Der Corriere della Sera schrieb am 29. Juni, daß „die Ermittlungsbehörde in ihrem Bericht an den Untersuchungsrichter die Existenz einer größeren Zahl von jungen Ausländern verschiedener Staatsangehörigkeit dokumentierte, die sich für Geld Kirchenmännern in Rom prostituieren. Homosexuelle Beziehungen ohne strafrechtliche Relevanz.“ Strafrechtlich nicht relevant, kirchenrechtlich aber schon, wenn auch auf einer ganz anderen Ebene. Was für den Staat strafrechtlich nicht strafwürdig ist, ist es aber für die Kirche, für die ein homosexueller Akt eine schwerwiegende moralische Verfehlung ist. Während die staatlichen Behörden nur gegen Kindesmißbrauchs ermitteln, verlangt das Kirchenrecht nach anderen Maßstäben und Maßnahmen.
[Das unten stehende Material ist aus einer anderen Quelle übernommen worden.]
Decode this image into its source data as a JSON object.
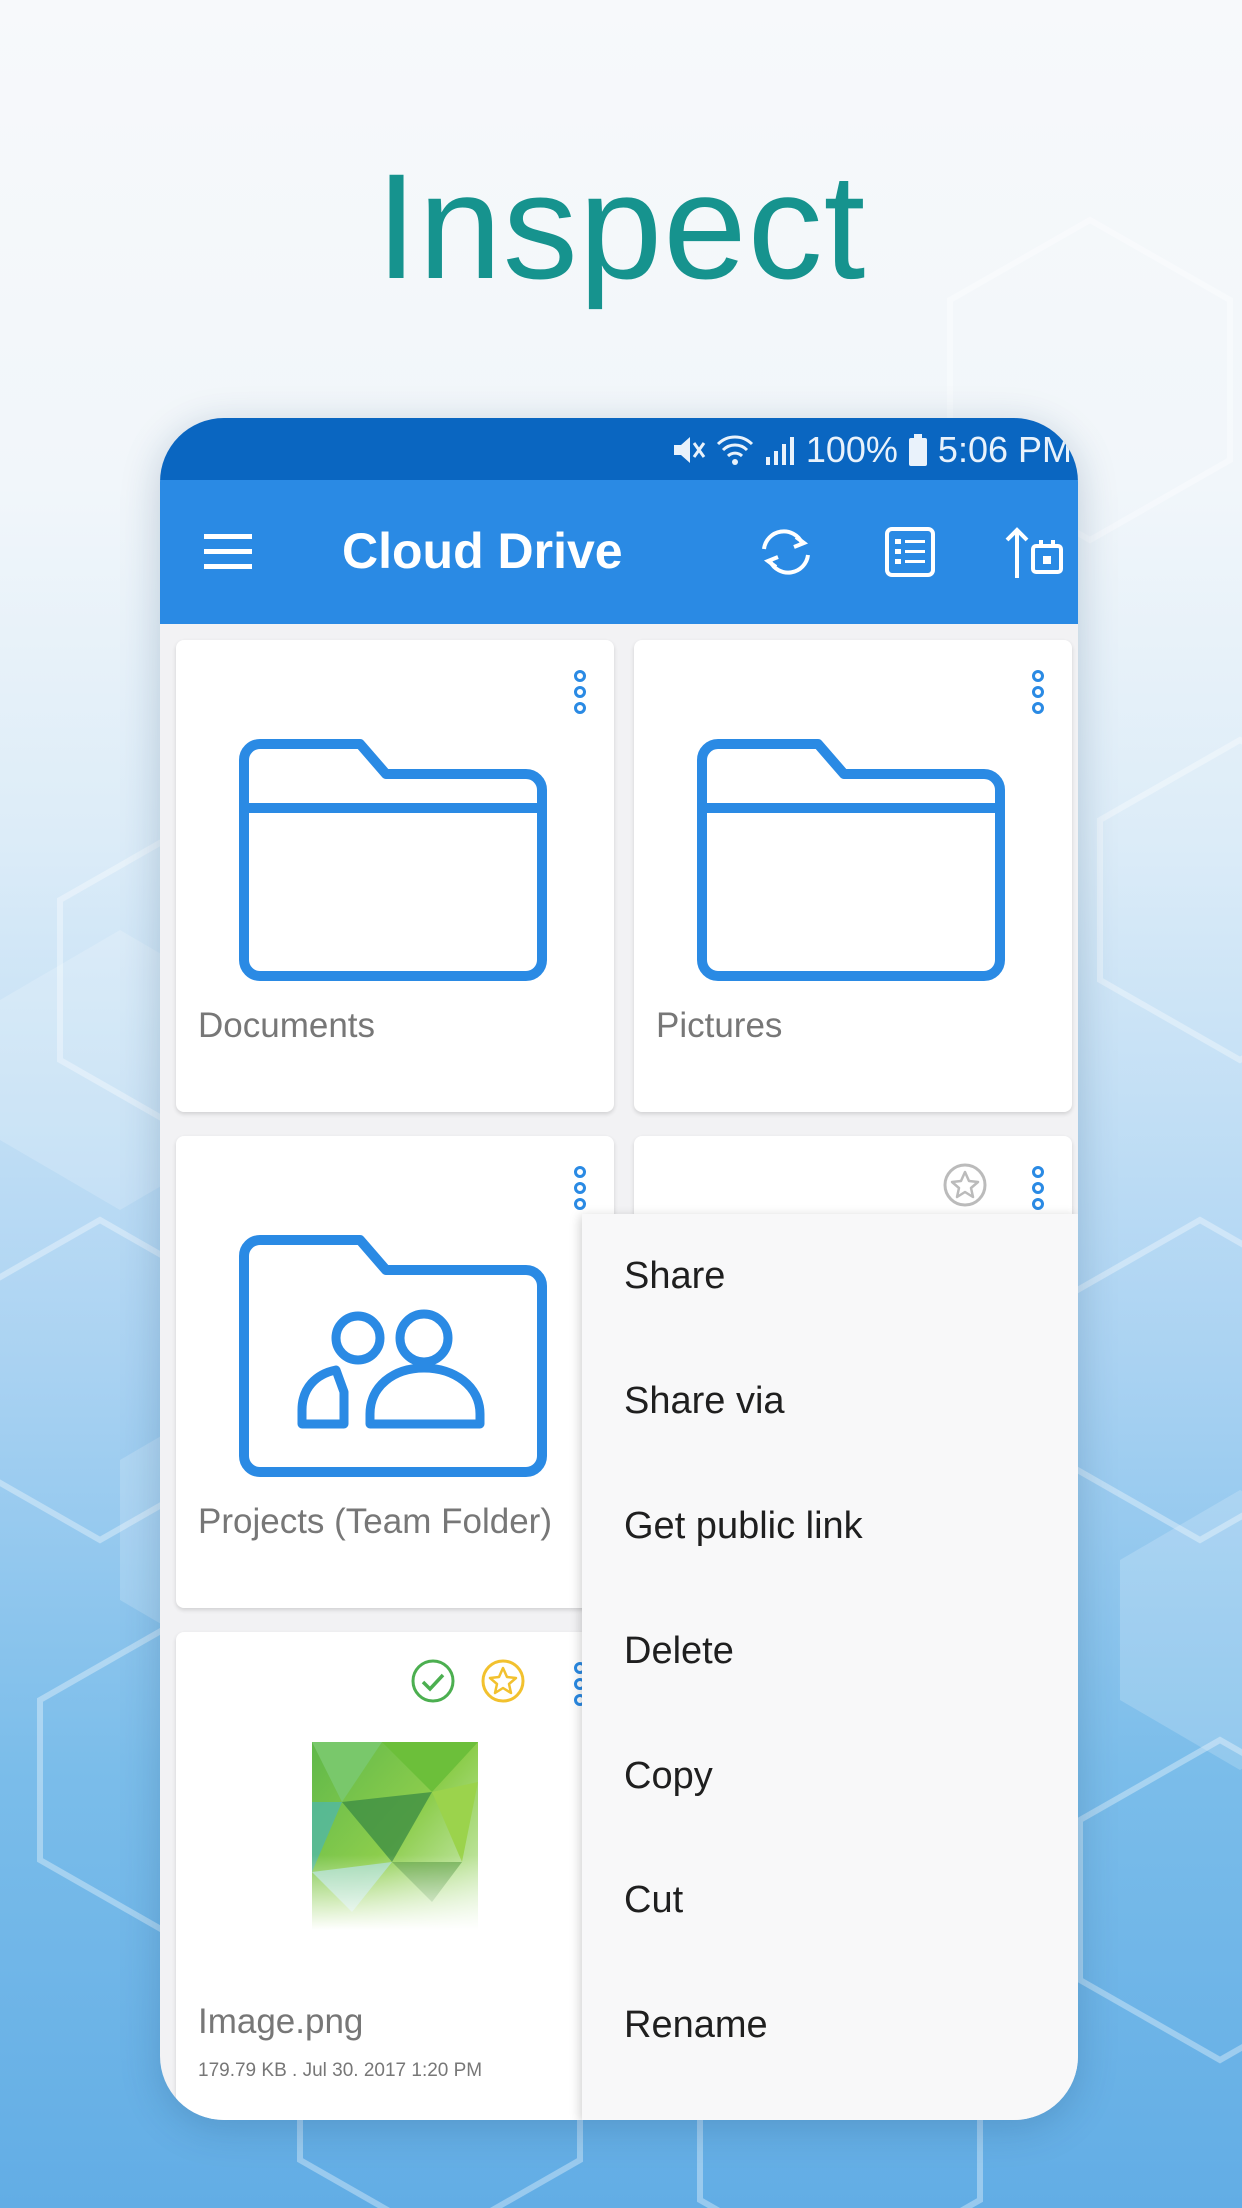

Ist die Entfernung von Msgr. Camaldo eine solche „Maßnahme“? Die Frage ist, wie die Kirche mit Homosexualität umgeht, einer der wichtigsten aktuellen Herausforderungen. Die Nulltoleranz gegen Pädophilie wurde von Benedikt XVI. proklamiert und von Papst Franziskus bestätigt. Franziskus sprach auch von der Existenz einer „Homo-Lobby“ in der Kirche. Wie wird die Kirche damit umgehen? Das ist eine der zentralen Fragen.

Text: Giuseppe Nardi
Bild: Corrispondenza Romana

  

  1. Jean-Louis sagt:

    Solange der Papst an Msgr Ricca festhält, ist das alles nicht sehr glaubwürdig, obschon die Maßnahme als solche natürlich zu begrüßen ist.

  2. carlo sagt:

    Naja, ob man eine Versetzung in die päpstliche Kathedrale wirklich als Entfernung oder Rauswurf bezeichnen kann ?

  3. Templarii sagt:

    Sind sie denn nicht mal zufrieden? Immer wird gejammert, geschimpft und gezickt..

    Himmel es bewegt sich was und was liest man hier?…

    Macht doch selber einen „missbrauchs-wiki“ und dokumentiert was falsch gemacht wird und wer gehen sollte – und warum.